ShareGPT 数据集使用指南 / ShareGPT Dataset Usage Guide

中文 | English


中文

概述

LMeterX 支持两种类型的API压测:LLM API 压测通用 API 压测。两种压测类型支持的数据集格式不同,请根据您的压测类型选择合适的数据集格式。


LLM API 压测数据集格式

支持的数据集格式

1. JSONL 格式

每行一个 JSON 对象:

{"id": "1", "prompt": "你好,请介绍一下你自己"}
{"id": "2", "prompt": "What is machine learning?"}
{"id": "3", "prompt": "描述这张图片", "image_path": "path/to/image.jpg"}

字段说明:

  • id: 必需,唯一标识符
  • prompt: 必需,提示词(字符串或字符串数组)
  • image_path: 可选,图片路径(字符串或字符串数组)
  • image: 可选,图片 URL 或 base64 编码

2. ShareGPT JSON 格式

JSON 数组格式:

[
  {
    "id": "sharegpt_001",
    "image": "data/pic/image1.jpg",
    "conversations": [
      {"from": "human", "value": "你好"},
      {"from": "gpt", "value": "你好!有什么我可以帮你的吗?"},
      {"from": "human", "value": "描述这个图片"},
      {"from": "gpt", "value": "这是一张美丽的风景照片。
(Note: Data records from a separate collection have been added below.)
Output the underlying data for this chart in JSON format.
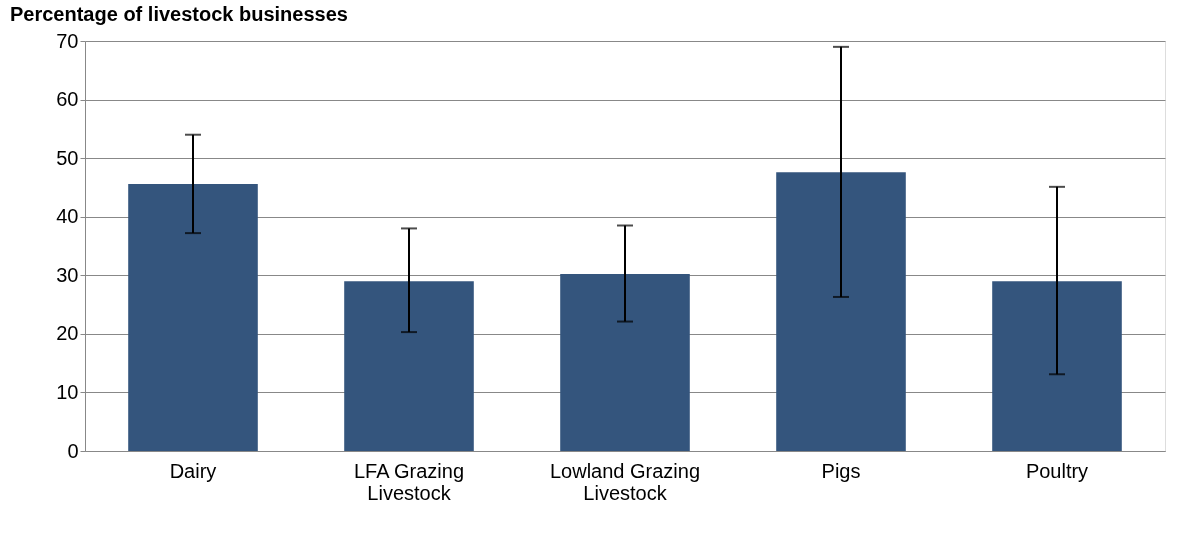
{
  "chart_data": {
    "type": "bar",
    "ylabel": "Percentage of livestock businesses",
    "categories": [
      "Dairy",
      "LFA Grazing Livestock",
      "Lowland Grazing Livestock",
      "Pigs",
      "Poultry"
    ],
    "values": [
      45.6,
      29.0,
      30.2,
      47.6,
      29.0
    ],
    "errors": [
      [
        37.2,
        54.0
      ],
      [
        20.3,
        38.0
      ],
      [
        22.1,
        38.5
      ],
      [
        26.3,
        69.0
      ],
      [
        13.1,
        45.1
      ]
    ],
    "color": "#34557d",
    "ylim": [
      0,
      70
    ],
    "yticks": [
      0,
      10,
      20,
      30,
      40,
      50,
      60,
      70
    ],
    "grid": "y"
  }
}
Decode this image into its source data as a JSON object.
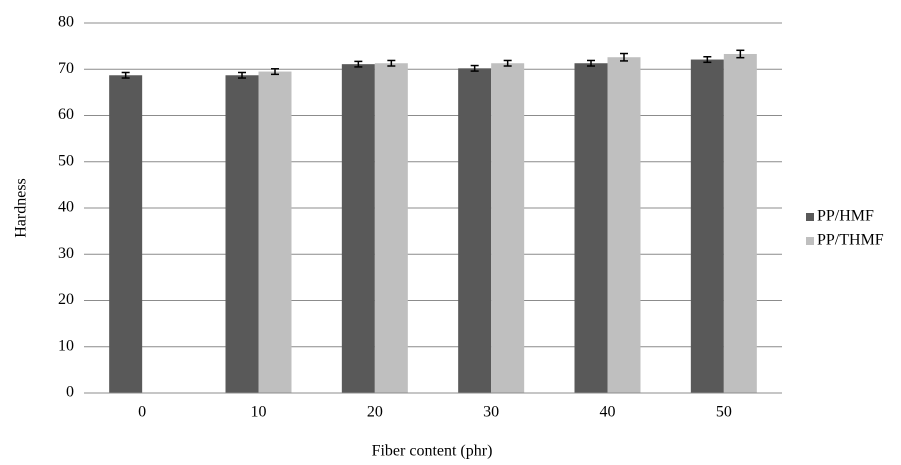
{
  "chart_data": {
    "type": "bar",
    "x_label": "Fiber content (phr)",
    "y_label": "Hardness",
    "categories": [
      "0",
      "10",
      "20",
      "30",
      "40",
      "50"
    ],
    "series": [
      {
        "name": "PP/HMF",
        "color": "#595959",
        "values": [
          68.7,
          68.7,
          71.1,
          70.2,
          71.3,
          72.1
        ],
        "errors": [
          0.6,
          0.6,
          0.6,
          0.6,
          0.6,
          0.6
        ]
      },
      {
        "name": "PP/THMF",
        "color": "#bfbfbf",
        "values": [
          null,
          69.5,
          71.3,
          71.3,
          72.6,
          73.3
        ],
        "errors": [
          null,
          0.6,
          0.6,
          0.6,
          0.8,
          0.8
        ]
      }
    ],
    "ylim": [
      0,
      80
    ],
    "yticks": [
      0,
      10,
      20,
      30,
      40,
      50,
      60,
      70,
      80
    ],
    "grid": true,
    "legend": "right"
  }
}
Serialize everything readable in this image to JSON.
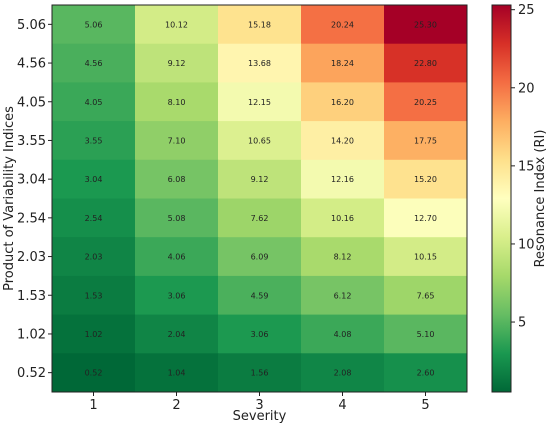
{
  "chart_data": {
    "type": "heatmap",
    "title": "",
    "xlabel": "Severity",
    "ylabel": "Product of Variability Indices",
    "x_categories": [
      "1",
      "2",
      "3",
      "4",
      "5"
    ],
    "y_categories": [
      "5.06",
      "4.56",
      "4.05",
      "3.55",
      "3.04",
      "2.54",
      "2.03",
      "1.53",
      "1.02",
      "0.52"
    ],
    "values": [
      [
        "5.06",
        "10.12",
        "15.18",
        "20.24",
        "25.30"
      ],
      [
        "4.56",
        "9.12",
        "13.68",
        "18.24",
        "22.80"
      ],
      [
        "4.05",
        "8.10",
        "12.15",
        "16.20",
        "20.25"
      ],
      [
        "3.55",
        "7.10",
        "10.65",
        "14.20",
        "17.75"
      ],
      [
        "3.04",
        "6.08",
        "9.12",
        "12.16",
        "15.20"
      ],
      [
        "2.54",
        "5.08",
        "7.62",
        "10.16",
        "12.70"
      ],
      [
        "2.03",
        "4.06",
        "6.09",
        "8.12",
        "10.15"
      ],
      [
        "1.53",
        "3.06",
        "4.59",
        "6.12",
        "7.65"
      ],
      [
        "1.02",
        "2.04",
        "3.06",
        "4.08",
        "5.10"
      ],
      [
        "0.52",
        "1.04",
        "1.56",
        "2.08",
        "2.60"
      ]
    ],
    "colorbar": {
      "label": "Resonance Index (RI)",
      "min": 0.52,
      "max": 25.3,
      "ticks": [
        "5",
        "10",
        "15",
        "20",
        "25"
      ],
      "colormap": "RdYlGn_r"
    }
  }
}
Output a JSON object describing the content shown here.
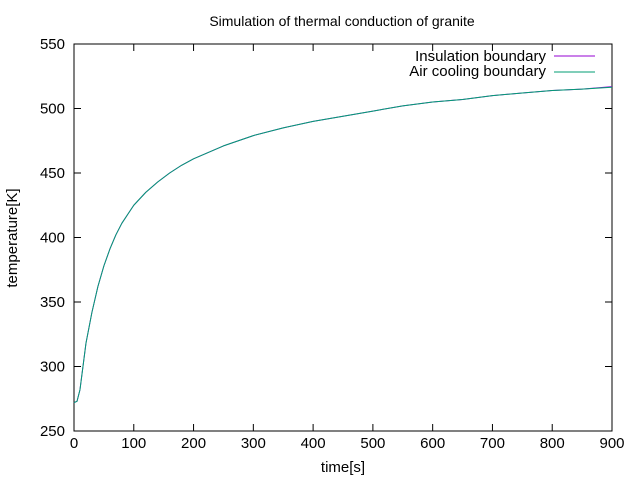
{
  "chart_data": {
    "type": "line",
    "title": "Simulation of thermal conduction of granite",
    "xlabel": "time[s]",
    "ylabel": "temperature[K]",
    "xlim": [
      0,
      900
    ],
    "ylim": [
      250,
      550
    ],
    "xticks": [
      0,
      100,
      200,
      300,
      400,
      500,
      600,
      700,
      800,
      900
    ],
    "yticks": [
      250,
      300,
      350,
      400,
      450,
      500,
      550
    ],
    "grid": false,
    "legend_position": "top-right",
    "series": [
      {
        "name": "Insulation boundary",
        "color": "#9400d3",
        "x": [
          0,
          5,
          10,
          15,
          20,
          30,
          40,
          50,
          60,
          70,
          80,
          90,
          100,
          120,
          140,
          160,
          180,
          200,
          250,
          300,
          350,
          400,
          450,
          500,
          550,
          600,
          650,
          700,
          750,
          800,
          850,
          900
        ],
        "y": [
          272,
          273,
          282,
          300,
          318,
          342,
          362,
          378,
          391,
          402,
          411,
          418,
          425,
          435,
          443,
          450,
          456,
          461,
          471,
          479,
          485,
          490,
          494,
          498,
          502,
          505,
          507,
          510,
          512,
          514,
          515,
          517
        ]
      },
      {
        "name": "Air cooling boundary",
        "color": "#009e73",
        "x": [
          0,
          5,
          10,
          15,
          20,
          30,
          40,
          50,
          60,
          70,
          80,
          90,
          100,
          120,
          140,
          160,
          180,
          200,
          250,
          300,
          350,
          400,
          450,
          500,
          550,
          600,
          650,
          700,
          750,
          800,
          850,
          900
        ],
        "y": [
          272,
          273,
          282,
          300,
          318,
          342,
          362,
          378,
          391,
          402,
          411,
          418,
          425,
          435,
          443,
          450,
          456,
          461,
          471,
          479,
          485,
          490,
          494,
          498,
          502,
          505,
          507,
          510,
          512,
          514,
          515,
          516.5
        ]
      }
    ]
  }
}
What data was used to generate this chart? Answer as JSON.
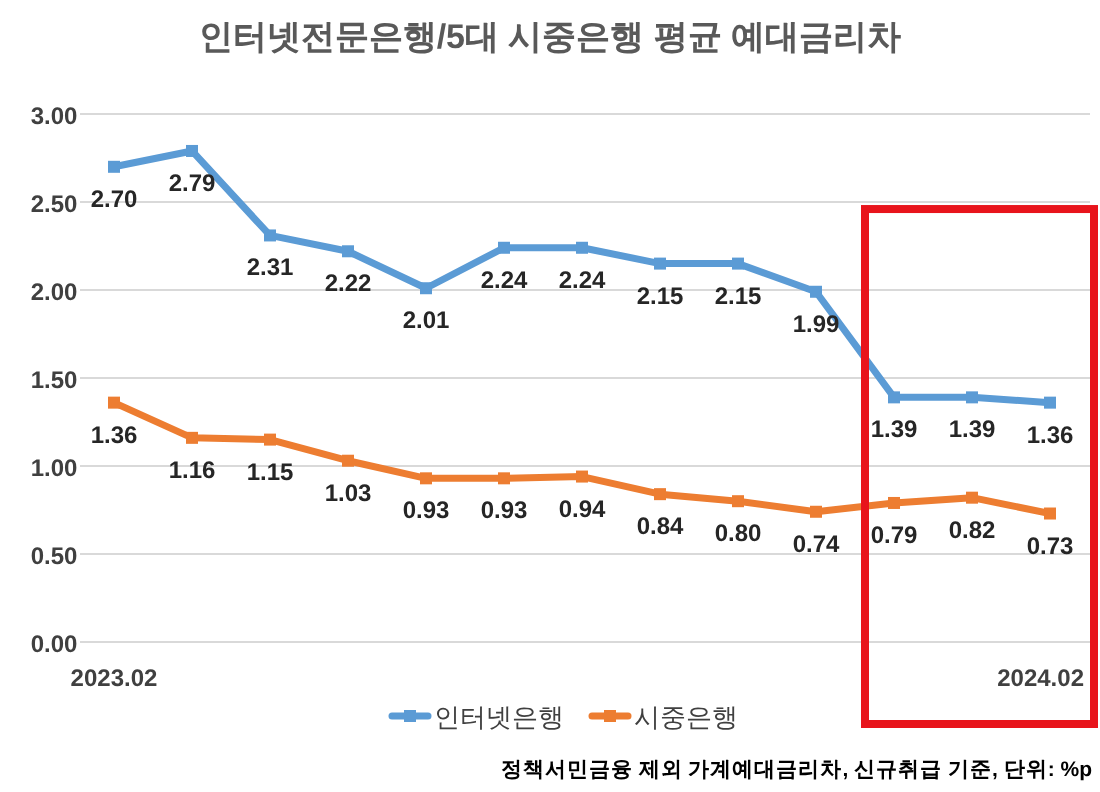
{
  "chart_data": {
    "type": "line",
    "title": "인터넷전문은행/5대 시중은행 평균 예대금리차",
    "categories": [
      "2023.02",
      null,
      null,
      null,
      null,
      null,
      null,
      null,
      null,
      null,
      null,
      null,
      "2024.02"
    ],
    "series": [
      {
        "name": "인터넷은행",
        "color": "#5b9bd5",
        "values": [
          2.7,
          2.79,
          2.31,
          2.22,
          2.01,
          2.24,
          2.24,
          2.15,
          2.15,
          1.99,
          1.39,
          1.39,
          1.36
        ],
        "value_labels": [
          "2.70",
          "2.79",
          "2.31",
          "2.22",
          "2.01",
          "2.24",
          "2.24",
          "2.15",
          "2.15",
          "1.99",
          "1.39",
          "1.39",
          "1.36"
        ]
      },
      {
        "name": "시중은행",
        "color": "#ed7d31",
        "values": [
          1.36,
          1.16,
          1.15,
          1.03,
          0.93,
          0.93,
          0.94,
          0.84,
          0.8,
          0.74,
          0.79,
          0.82,
          0.73
        ],
        "value_labels": [
          "1.36",
          "1.16",
          "1.15",
          "1.03",
          "0.93",
          "0.93",
          "0.94",
          "0.84",
          "0.80",
          "0.74",
          "0.79",
          "0.82",
          "0.73"
        ]
      }
    ],
    "ylim": [
      0,
      3
    ],
    "yticks": [
      {
        "value": 0,
        "label": "0.00"
      },
      {
        "value": 0.5,
        "label": "0.50"
      },
      {
        "value": 1,
        "label": "1.00"
      },
      {
        "value": 1.5,
        "label": "1.50"
      },
      {
        "value": 2,
        "label": "2.00"
      },
      {
        "value": 2.5,
        "label": "2.50"
      },
      {
        "value": 3,
        "label": "3.00"
      }
    ],
    "grid": "y",
    "legend": "bottom",
    "marker": "square",
    "line_style": "solid",
    "annotations": [
      "정책서민금융 제외 가계예대금리차, 신규취급 기준, 단위: %p"
    ]
  }
}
"}
    ]
  },
  {
    "id": "sharegpt_002",
    "image": "http://example.com/image2.jpg",
    "conversations": [
      {"from": "human", "value": "这张图片里有什么?"},
      {"from": "gpt", "value": "这是一张城市夜景照片。"}
    ]
  },
  {
    "id": "sharegpt_003",
    "conversations": [
      {"from": "human", "value": "今天天气怎么样?"},
      {"from": "gpt", "value": "今天天气晴朗,适合外出。"}
    ]
  }
]

字段说明:

  • id: 必需,唯一标识符
  • conversations: 必需,对话数组
    • from: 必需,"human""gpt"
    • value: 必需,对话内容
  • image: 可选,图片路径或 URL

注意:系统会自动提取 conversations 中所有 "human" 角色的内容作为提示词。

3. 图片支持

当数据集包含图片路径时,您需要将图片文件挂载到容器./data对应目录下。

Docker Compose 配置

docker-compose.ymldocker-compose.dev.yml 中配置图片目录挂载:

services:
  engine:
    volumes:
      - ./logs:/logs
      - ./upload_files:/app/upload_files
      - ./data:/app/data

压测使用步骤

  1. 准备数据集文件

    • 准备符合要求的 .json(ShareGPT 格式)或 .jsonl 格式的数据集文件
    • 如果包含图片,准备好图片文件
  2. 配置图片挂载(如需要)

    • 将准备的图片放在 ./data 目录下,注意目录层级和图片命名需要和 jsonl/json 文件中 image 字段保持一致
    • 重启服务:docker-compose down && docker-compose up -d
  3. 创建测试任务

    • 在 LMeterX 界面中切换到「LLM API」标签页
    • 创建新任务,在"数据集来源"中选择"上传 JSONL 文件"
    • 上传您的 .json.jsonl 文件
    • 完成其他配置并开始测试

通用 API 压测数据集格式

数据集格式说明

通用 API 压测仅支持 JSONL 格式

JSONL 格式要求

每行必须是一个完整的 payload JSON 对象,该对象将直接作为 HTTP 请求的请求体(request body)发送。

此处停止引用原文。